I’ve been kind of obsessively reading a book the past few weeks called On Immunity by Eula Biss. I’ve read it with a yellow highlighter in hand, marking passages that make me think, that make me go, “Mmm hmm, I’ve been there. I know that thought. I know that fear.” It didn’t take me long to realize that her writing – which is philosophical and poetic more than it is medical, in spite of her topic – was familiar. I had read and scanned and saved an article she’d written in January 2013 called Sentimental Medicine, which was published in Harper’s Magazine. It was this article that grew into her book.
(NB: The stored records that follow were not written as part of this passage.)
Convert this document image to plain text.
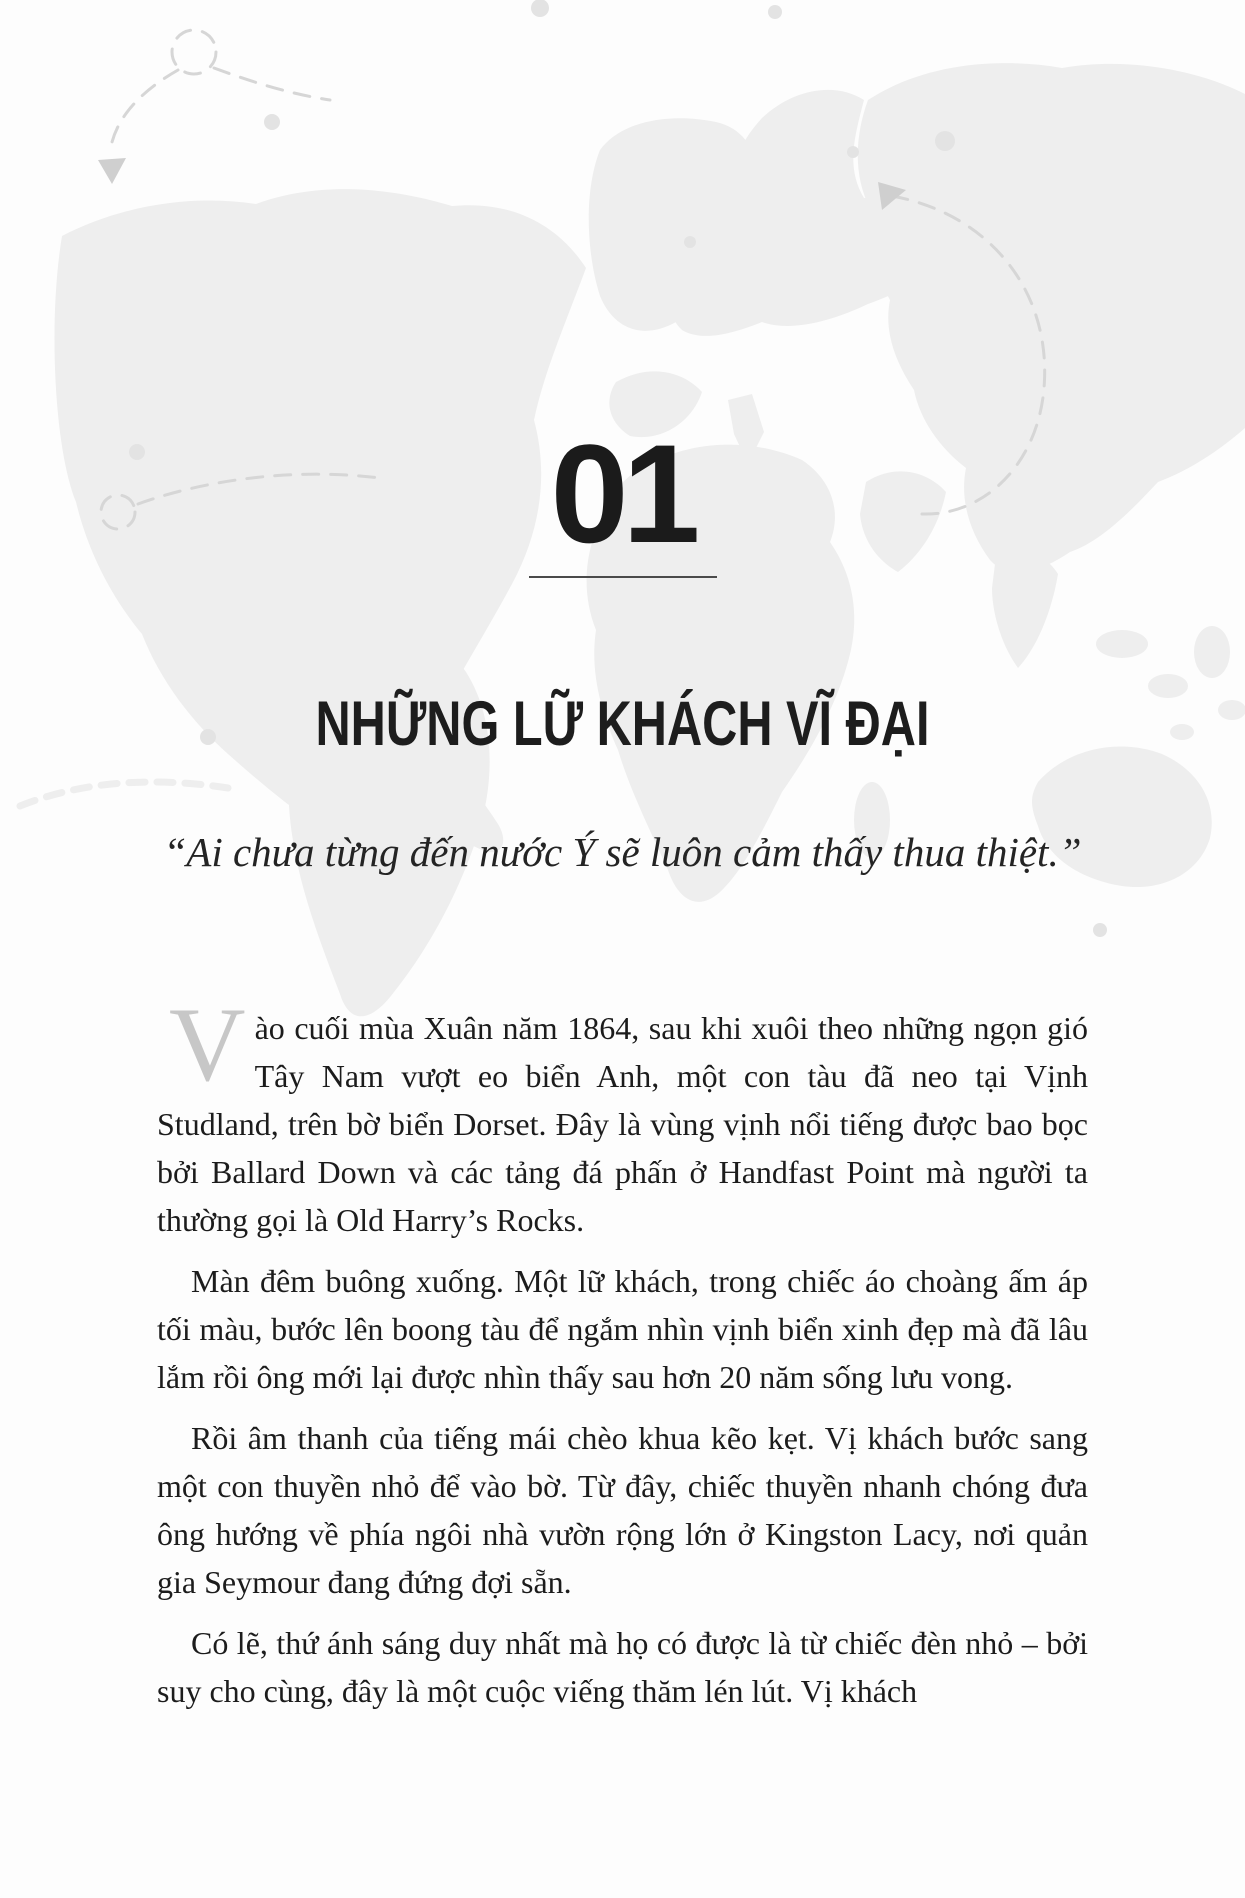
01
NHỮNG LỮ KHÁCH VĨ ĐẠI
“Ai chưa từng đến nước Ý sẽ luôn cảm thấy thua thiệt.”

Vào cuối mùa Xuân năm 1864, sau khi xuôi theo những ngọn gió Tây Nam vượt eo biển Anh, một con tàu đã neo tại Vịnh Studland, trên bờ biển Dorset. Đây là vùng vịnh nổi tiếng được bao bọc bởi Ballard Down và các tảng đá phấn ở Handfast Point mà người ta thường gọi là Old Harry’s Rocks.

Màn đêm buông xuống. Một lữ khách, trong chiếc áo choàng ấm áp tối màu, bước lên boong tàu để ngắm nhìn vịnh biển xinh đẹp mà đã lâu lắm rồi ông mới lại được nhìn thấy sau hơn 20 năm sống lưu vong.

Rồi âm thanh của tiếng mái chèo khua kẽo kẹt. Vị khách bước sang một con thuyền nhỏ để vào bờ. Từ đây, chiếc thuyền nhanh chóng đưa ông hướng về phía ngôi nhà vườn rộng lớn ở Kingston Lacy, nơi quản gia Seymour đang đứng đợi sẵn.

Có lẽ, thứ ánh sáng duy nhất mà họ có được là từ chiếc đèn nhỏ – bởi suy cho cùng, đây là một cuộc viếng thăm lén lút. Vị khách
When I finished the book I read an interview with the author in which she explained that she hadn’t set out to write a book or even a published essay about vaccination. She had started writing about it for herself, to sort out her own thoughts about it all. I get that, too. That’s why the book was so fascinating to me, because of my own journey around this in the last 12 years. When I was a child, I wanted to be a psychologist, and perhaps I should have listened to that call. I am fascinated by the human process, and in my personal psych lab I am my own favorite study. I read the book because I wanted to better understand my own personal journey around vaccination; because I am fascinated by the process that led me to do a 180 around the question of whether and when to vaccinate my children.
Disclaimer: I’m not writing this to preach. I’m not writing this to change anyone’s mind. My intention is not to tell anyone what to do. I’m writing only about my own journey here. And I understand how deeply personal a choice this is, even while I now understand how deeply public a choice it also is.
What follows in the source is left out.